Remember when I implied up top that the best satire ensnares as much as it incites laughter? Well, here is a compendious list of GT's victims:
- Shanghaiist's Kenneth Tan
- At least three people on my friend's buzz thread, linked above.
- Al-Jazeera's Melissa Chan
- At least he admitted to being "punk'd": Foreign Policy's Daniel Drezner
- Richard, Peking Duck (disappointing...)
- Snark, NICE! (I might have to spell it out for him: "nice" is in all-caps = sarcasm): former Chairman of the American Society of Magazine Editors Robert Stein, who, instead of admitting he didn't get the joke, replied: "Yeah, as I remember. Chairman Mao had us in stitches for years."
Here's the thing with all these people: they failed to get the joke even after it was explained to them by a Global Times editor (from Shanghaiist):
The answer is, it’s a spoof column, with full editorial connivance, and was intended to amuse as well as gull a few “Western” readers who’ll believe either a) any mad crap a Chinese commentator says or b) failing that, that the Chinese are incapable of humour or being “in on it” and therefore must be having a prank played on them. Either view is patronizing and/or offensive, I think you’d agree but - even if you don’t - in this case, you’re wrong.
Kenneth Tan's response to the above was essentially: we're just a blog, don't get mad at us.
But Kenneth, you're a blog of some repute, and even after the joke was explained, the best you could offer in reply was a defensive-sounding, "Yes, it didn't quite cross our minds that your bosses were in on the joke. But seriously, can you blame us for that? Have you read some of the jackshit that's published on the other pages of your paper?" You're not necessary wrong for not assuming the best in people, but your tone conveys a strange lack of awareness of who the enemy is -- if there is one.

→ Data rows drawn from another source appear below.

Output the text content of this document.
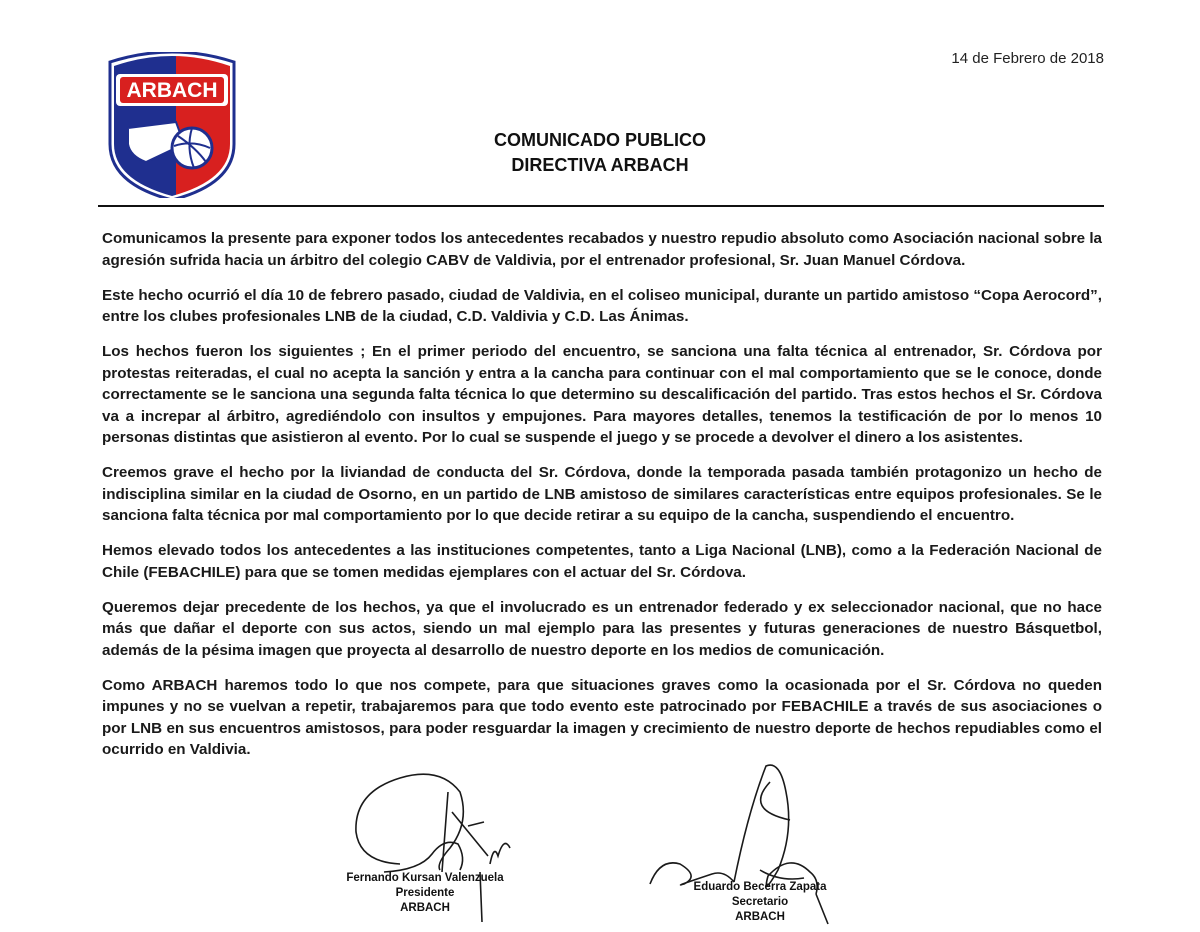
ARBACH
14 de Febrero de 2018
COMUNICADO PUBLICO
DIRECTIVA ARBACH

Comunicamos la presente para exponer todos los antecedentes recabados y nuestro repudio absoluto como Asociación nacional sobre la agresión sufrida hacia un árbitro del colegio CABV de Valdivia, por el entrenador profesional, Sr. Juan Manuel Córdova.

Este hecho ocurrió el día 10 de febrero pasado, ciudad de Valdivia, en el coliseo municipal, durante un partido amistoso “Copa Aerocord”, entre los clubes profesionales LNB de la ciudad, C.D. Valdivia y C.D. Las Ánimas.

Los hechos fueron los siguientes ; En el primer periodo del encuentro, se sanciona una falta técnica al entrenador, Sr. Córdova por protestas reiteradas, el cual no acepta la sanción y entra a la cancha para continuar con el mal comportamiento que se le conoce, donde correctamente se le sanciona una segunda falta técnica lo que determino su descalificación del partido. Tras estos hechos el Sr. Córdova va a increpar al árbitro, agrediéndolo con insultos y empujones. Para mayores detalles, tenemos la testificación de por lo menos 10 personas distintas que asistieron al evento. Por lo cual se suspende el juego y se procede a devolver el dinero a los asistentes.

Creemos grave el hecho por la liviandad de conducta del Sr. Córdova, donde la temporada pasada también protagonizo un hecho de indisciplina similar en la ciudad de Osorno, en un partido de LNB amistoso de similares características entre equipos profesionales. Se le sanciona falta técnica por mal comportamiento por lo que decide retirar a su equipo de la cancha, suspendiendo el encuentro.

Hemos elevado todos los antecedentes a las instituciones competentes, tanto a Liga Nacional (LNB), como a la Federación Nacional de Chile (FEBACHILE) para que se tomen medidas ejemplares con el actuar del Sr. Córdova.

Queremos dejar precedente de los hechos, ya que el involucrado es un entrenador federado y ex seleccionador nacional, que no hace más que dañar el deporte con sus actos, siendo un mal ejemplo para las presentes y futuras generaciones de nuestro Básquetbol, además de la pésima imagen que proyecta al desarrollo de nuestro deporte en los medios de comunicación.

Como ARBACH haremos todo lo que nos compete, para que situaciones graves como la ocasionada por el Sr. Córdova no queden impunes y no se vuelvan a repetir, trabajaremos para que todo evento este patrocinado por FEBACHILE a través de sus asociaciones o por LNB en sus encuentros amistosos, para poder resguardar la imagen y crecimiento de nuestro deporte de hechos repudiables como el ocurrido en Valdivia.

Fernando Kursan Valenzuela
Presidente
ARBACH
Eduardo Becerra Zapata
Secretario
ARBACH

The other things you say -- which I'll spare you the humiliation of re-reading on this blog -- sound even more defensive. You're the Shanghaiist. You probably blog out of an office -- unlike me, I'm blogging in my pajamas right now. You have influence. Act like it.
And here's al-Jazeera's Melissa Chan: "And so The Global Times editors signed off on a piece ostensibly about Charlie Sheen, probably believed there was some merit to the argument for Eastern values, recognised the reality of how business and mistresses are dealt with in China -- and in doing so, published a piece that was also mocking The Global Times itself."
I learned my lesson a while back with Alessandro: don't assume. In this case, don't assume that Chinese people don't "get the joke." And certainly don't conflate, as people are wont to do, the dispassionate and seemingly unbreakable veneer of the authoritarian government that controls China with the people who inhabit this country. It's one thing to say the government doesn't like joshing around -- though didn't Wikileaks show us the goal of international diplomacy for basically every country is to establish as elaborate a facade as possible? -- but it's another to say that the Chinese just don't "get" it.
Alas, I fear if we delve further, we're going to lose some readers. As Thomas Roche of Techyum puts it in a good but sorta roundabout piece: somehow we've reached the stage of "a hoax within a hoax within a hoax." And that's not a good place to be.
Try as I might, I can't really angry at any one person. But I'm going to use Melissa as an illustrative case here. The target of the satire was not the U.S. It wasn't China, really. It was ... you ready for this, Melissa Chan? ... YOU! (I'm channeling the spirit of Time, please excuse me.) YOU, Melissa Chan! I think balloons are falling from the rafters! Confetti is rocketing up to meet them in starbursts of color! The lights are flashing, Melissa, the lights, the hot lights of fame and glory!!! You are winning!